Highly Recommended!Collectors Edition!Edgar rice Burroughs is the master of science fiction fantasy! Eager to know the inside story about the legendary John Carter and the amazing cities and peoples of Barsoom? Tarzan the Ape man and his adventures in jungles vast ? Perhaps your taste is more suited to David Innes and the fantastic lost world at the Earth's core? Or maybe wrong-way Napier and the bizarre civilizations of cloud-enshrouded Venus are more to your liking? These pages contain the wondrous worlds and unforgettable characters penned by the master storyteller Edgar Rice Burroughs.
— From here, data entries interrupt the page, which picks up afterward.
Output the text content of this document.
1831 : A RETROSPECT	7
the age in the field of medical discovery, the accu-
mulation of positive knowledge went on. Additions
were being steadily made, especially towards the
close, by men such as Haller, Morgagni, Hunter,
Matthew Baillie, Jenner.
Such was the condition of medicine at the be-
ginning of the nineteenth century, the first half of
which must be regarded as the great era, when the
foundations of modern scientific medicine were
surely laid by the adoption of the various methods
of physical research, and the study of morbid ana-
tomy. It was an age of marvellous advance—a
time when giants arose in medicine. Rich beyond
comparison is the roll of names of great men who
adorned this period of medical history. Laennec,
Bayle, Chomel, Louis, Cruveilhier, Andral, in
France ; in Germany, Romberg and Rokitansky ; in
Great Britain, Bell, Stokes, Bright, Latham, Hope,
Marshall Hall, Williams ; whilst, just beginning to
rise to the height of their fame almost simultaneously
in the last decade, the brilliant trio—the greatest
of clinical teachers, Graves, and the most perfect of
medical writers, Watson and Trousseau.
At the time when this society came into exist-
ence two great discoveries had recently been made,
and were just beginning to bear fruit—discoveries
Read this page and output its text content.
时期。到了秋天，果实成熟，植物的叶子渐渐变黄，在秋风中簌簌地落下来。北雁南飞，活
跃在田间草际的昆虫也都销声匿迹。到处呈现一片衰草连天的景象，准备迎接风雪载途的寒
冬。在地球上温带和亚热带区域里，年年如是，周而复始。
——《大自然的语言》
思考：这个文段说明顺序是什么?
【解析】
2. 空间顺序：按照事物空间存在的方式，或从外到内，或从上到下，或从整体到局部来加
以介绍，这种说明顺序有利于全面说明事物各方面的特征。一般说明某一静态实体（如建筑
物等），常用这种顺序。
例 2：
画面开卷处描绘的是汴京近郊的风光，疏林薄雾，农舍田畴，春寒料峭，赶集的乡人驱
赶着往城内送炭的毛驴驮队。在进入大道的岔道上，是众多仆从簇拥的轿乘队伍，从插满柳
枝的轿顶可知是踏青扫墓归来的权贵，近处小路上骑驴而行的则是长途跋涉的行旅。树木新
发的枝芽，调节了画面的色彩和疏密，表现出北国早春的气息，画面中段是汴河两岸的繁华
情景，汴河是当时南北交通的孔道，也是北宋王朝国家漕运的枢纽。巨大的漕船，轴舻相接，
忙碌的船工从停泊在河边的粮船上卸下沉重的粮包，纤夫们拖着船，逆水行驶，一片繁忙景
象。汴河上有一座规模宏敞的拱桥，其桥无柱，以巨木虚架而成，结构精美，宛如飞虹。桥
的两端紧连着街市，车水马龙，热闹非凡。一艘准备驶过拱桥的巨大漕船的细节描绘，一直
"The Warlord of Mars is a science fantasy novel by American writer Edgar Rice Burroughs, the third of his Barsoom series. Burroughs began writing it in June, 1913, going through five working titles; Yellow Men of Barsoom, The Fighting Prince of Mars, Across Savage Mars, The Prince of Helium, and The War Lord of Mars.The finished story was first published in All-Story Magazine as a four-part serial in the issues for December, 1913-March, 1914.[1] It was later published as a complete novel by A. C. McClurg in September, 1919."
The Monster Men is a 1913 science fiction novel by American author Edgar Rice Burroughs, written under the working title "Number Thirteen". It first appeared in print under the title of "A Man Without a Soul" in the November, 1913 issue of All-Story Magazine, and was first published in book form in hardcover by A. C. McClurg in March, 1929 under the present title. It has been reissued a number of times since by various publishers. The first paperback edition was issued by Ace Books in February 1963.